Et les espèces, il en existe plusieurs. Mais M. Soré a opté d’élever l’espèce Jumbo, légèrement plus grande, originaire du Japon et celle hybride qui, elle, vient de la Chine. Leur cycle de reproduction est très rapide, à l’en croire. A domicile à Ouagadougou, il a installé deux machines à couver qui fonctionnent sans interruption. Il précise que le fonctionnement de ces machines lui coûte 15 mille francs CFA en électricité par mois. « Lorsque j’introduis les œufs dans les machines, au bout de 15 jours maximum, l’éclosion se produit. Après l’éclosion, je garde les cailleteaux dans des cages jusqu’à un mois. A partir du 45e jour, c’est la maturité et les mâles commencent leurs cris. Pour éviter que leur bruit ne dérange les voisins ou d’être rappelé à l’ordre pour nuisance sonore, je les transporte avec des cartons bien aérés à la ferme pour continuer le processus de croissance et le cycle recommence », explique-t-il. Il précise que si les cailles sont très bien nourries et hydratées, les femelles, qui n’émettent pas de cris, commencent leurs pontes à partir du 50e jour de leur cycle de vie. De nos jours, le coturniculteur ramasse au minimum 600 œufs par jour. Ces œufs qui peuvent être fécondés ou pas sont destinés à la vente pour les éleveurs qui souhaitent s’y lancer et à la consommation pour certaines familles. Et Irissa Soré poursuit la reproduction des cailleteaux.
Les vertus de la chair et des œufs de cailles
Les cailles sont des consommateurs excessifs d’aliments. « Tant qu’il y a la lumière, elles ne font que picorer », nous apprend Irissa Soré. Il explique que leur aliment est essentiellement composé d’un mélange de trois ingrédients. Il s’agit du maïs jaune concassé, du soja et de la farine de poisson. Et ce mélange, Irissa Soré s’en procure dans les boutiques de vente d’aliments pour volailles.
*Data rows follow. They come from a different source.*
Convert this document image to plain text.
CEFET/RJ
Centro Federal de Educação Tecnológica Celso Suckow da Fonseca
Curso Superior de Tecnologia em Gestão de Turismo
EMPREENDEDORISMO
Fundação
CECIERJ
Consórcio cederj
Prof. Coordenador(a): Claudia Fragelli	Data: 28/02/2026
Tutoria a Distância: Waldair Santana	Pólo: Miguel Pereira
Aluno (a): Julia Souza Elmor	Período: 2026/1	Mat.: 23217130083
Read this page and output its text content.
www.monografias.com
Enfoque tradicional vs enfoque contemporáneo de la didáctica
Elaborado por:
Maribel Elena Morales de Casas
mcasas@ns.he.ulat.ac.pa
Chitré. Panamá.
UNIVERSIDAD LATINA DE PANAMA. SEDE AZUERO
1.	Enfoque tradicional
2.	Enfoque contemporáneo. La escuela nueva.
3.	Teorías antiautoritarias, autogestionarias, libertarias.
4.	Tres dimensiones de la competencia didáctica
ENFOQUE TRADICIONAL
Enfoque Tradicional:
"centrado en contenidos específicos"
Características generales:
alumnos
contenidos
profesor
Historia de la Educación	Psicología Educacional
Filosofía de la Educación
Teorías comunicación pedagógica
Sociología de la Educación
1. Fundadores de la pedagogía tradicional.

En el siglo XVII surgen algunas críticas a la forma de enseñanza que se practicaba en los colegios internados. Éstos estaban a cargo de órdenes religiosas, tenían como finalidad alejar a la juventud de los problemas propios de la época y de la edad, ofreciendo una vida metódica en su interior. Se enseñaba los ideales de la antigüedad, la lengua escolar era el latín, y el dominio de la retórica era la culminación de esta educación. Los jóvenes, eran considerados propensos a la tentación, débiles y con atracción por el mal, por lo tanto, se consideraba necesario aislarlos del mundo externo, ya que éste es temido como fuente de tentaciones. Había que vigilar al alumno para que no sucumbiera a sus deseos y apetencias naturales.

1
Le sac est actuellement cédé à 18 500 F CFA sur le marché. Pourtant, renseigne-t-il, en 2021, il était vendu à 12 500 F CFA. Pour un sac, les oiseaux de Irissa Soré n’ont que deux jours pour le vider. Cette consommation excessive, le coturniculteur ne s’en plaint pas. « Leur productivité est fonction de la consommation en aliment », éclaire-t-il. Avec cette surconsommation, les volailles produisent logiquement des fientes en quantité. Et ces excréments sont utilisés sous forme de compost par les jardiniers. Les éleveurs des porcs également en font la demande pour nourrir leurs animaux. Elles sont aussi utilisées dans la production des asticots. Quant aux coquilles obtenues à la suite de l’éclosion des œufs, M. Soré les écrase et les mélange à l’aliment des cailleteaux. En outre, selon les spécialistes de la santé, la chair de caille est très nutritive. En dehors des protéines qu’elle renferme, elle comporte des lipides, des acides gras insaturés qui sont favorables à une bonne santé cardiovasculaire. Egalement, de nombreuses vitamines dont celles du B3 et B9 et du fer sont retrouvées dans la viande de caille. Quant aux œufs, ils sont diététiques et contiennent zéro cholestérol. Ils sont aussi riches en anti oxydant. Pour ce faire, ils sont recommandés chez les personnes souffrant de diabète, d’hyper cholestérolémie et d’hypertension artérielle. L’élevage des cailles au Burkina Faso ne se fait pas sans difficultés, selon les propos de Irissa Soré. Ces difficultés résident dans le coût de la production en relation avec les dépenses.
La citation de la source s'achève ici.